Effect of term distributions on centroid-based text categorization

  • Authors:
  • Verayuth Lertnattee;Thanaruk Theeramunkong

  • Affiliations:
  • Information Technology Program, Sirindhorn International Institute of Technology, Bangkadi Campus, 131 Moo 5 Tiwanont Road, Bangkadi, Muang, Pathumthani 12000, Thailand;Information Technology Program, Sirindhorn International Institute of Technology, Bangkadi Campus, 131 Moo 5 Tiwanont Road, Bangkadi, Muang, Pathumthani 12000, Thailand

  • Venue:
  • Information Sciences—Informatics and Computer Science: An International Journal - Special issue: Informatics and computer science intelligent systems applications
  • Year:
  • 2004

Quantified Score

Hi-index 0.00

Visualization

Abstract

Most of traditional text categorization approaches utilize term frequency (tf) and inverse document frequency (idf) for representing importance of words and/or terms in classifying a text document.
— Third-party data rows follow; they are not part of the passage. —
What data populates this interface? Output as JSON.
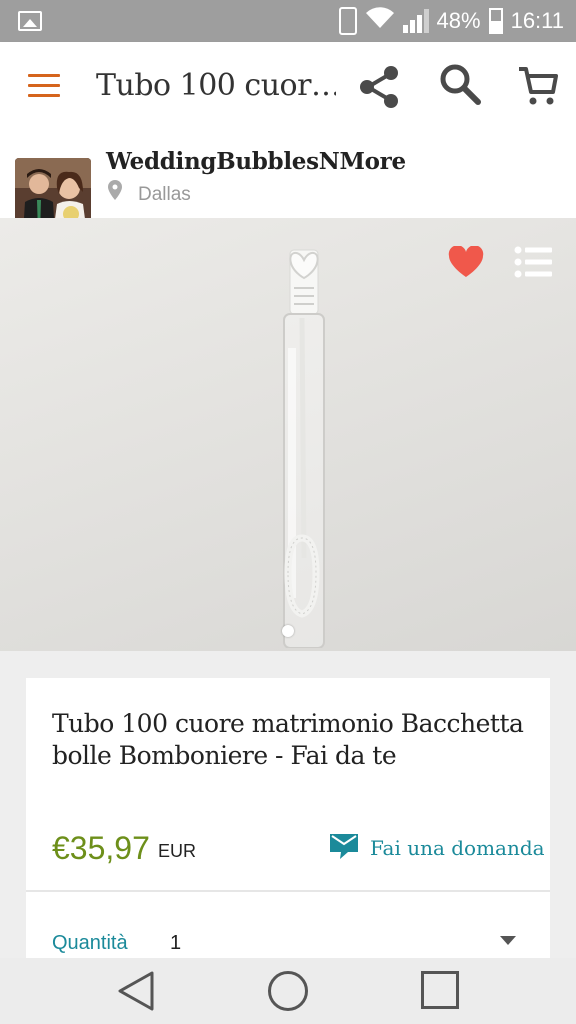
{
  "status_bar": {
    "battery": "48%",
    "time": "16:11",
    "icons": [
      "gallery-icon",
      "vibrate-icon",
      "wifi-icon",
      "signal-icon",
      "battery-icon"
    ]
  },
  "app_bar": {
    "title": "Tubo 100 cuor…",
    "icons": [
      "menu-icon",
      "share-icon",
      "search-icon",
      "cart-icon"
    ],
    "accent": "#d5641c"
  },
  "seller": {
    "name": "WeddingBubblesNMore",
    "location": "Dallas"
  },
  "product": {
    "title": "Tubo 100 cuore matrimonio Bacchetta bolle Bomboniere - Fai da te",
    "price": "€35,97",
    "currency": "EUR",
    "ask_label": "Fai una domanda",
    "favorite_color": "#f0584b",
    "price_color": "#6d8f1a",
    "link_color": "#1b8a9a"
  },
  "quantity": {
    "label": "Quantità",
    "value": "1"
  },
  "nav_bar": {
    "icons": [
      "back-icon",
      "home-icon",
      "recent-apps-icon"
    ]
  }
}
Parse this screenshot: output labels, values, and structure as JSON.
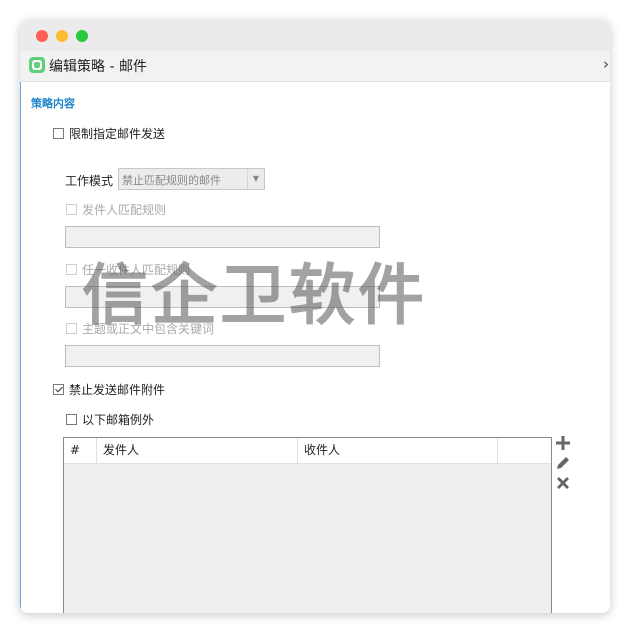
{
  "window": {
    "title": "编辑策略 - 邮件",
    "chevron": "›"
  },
  "section": {
    "title": "策略内容"
  },
  "restrict": {
    "label": "限制指定邮件发送",
    "checked": false
  },
  "work_mode": {
    "label": "工作模式",
    "value": "禁止匹配规则的邮件"
  },
  "sender_rule": {
    "label": "发件人匹配规则",
    "value": ""
  },
  "recipient_rule": {
    "label": "任一收件人匹配规则",
    "value": ""
  },
  "keyword_rule": {
    "label": "主题或正文中包含关键词",
    "value": ""
  },
  "block_attachment": {
    "label": "禁止发送邮件附件",
    "checked": true
  },
  "exception": {
    "label": "以下邮箱例外",
    "checked": false
  },
  "table": {
    "columns": [
      "#",
      "发件人",
      "收件人",
      ""
    ],
    "rows": []
  },
  "actions": {
    "add_icon": "plus-icon",
    "edit_icon": "pencil-icon",
    "delete_icon": "x-icon"
  },
  "watermark": "信企卫软件",
  "colors": {
    "accent": "#1f86c8",
    "traffic_red": "#fe5f57",
    "traffic_yellow": "#febc2e",
    "traffic_green": "#28c840",
    "app_icon": "#5fcf7a"
  }
}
This paper describes an approach to apply term distributions, in addition to tf and idf, to improve performance of centroid-based text categorization. Three types of term distributions, called inter-class, intra-class and in-collection distributions, are introduced. These distributions are useful to increase classification accuracy by exploiting information of (1) term distribution among classes, (2) term distribution within a class and (3) term distribution in the whole collection of training data. In addition, this paper investigates how these term distributions contribute to weight each term in documents, e.g., a high term distribution of a word promotes or demotes importance or classification power of that word. To this end, several centroid-based classifiers are constructed with different term weightings. Using various data sets, their performances are investigated and compared to a standard centroid-based classifier (TDIDF) and a centroid-based classifier modified with information gain. Moreover, we also compare them to two well-known methods: k-NN and naïve Bayes. In addition to a unigram model of document representation, a bigram model is also explored. Finally, the effectiveness of term distributions to improve classification accuracy is explored with regard to the training set size and the number of classes.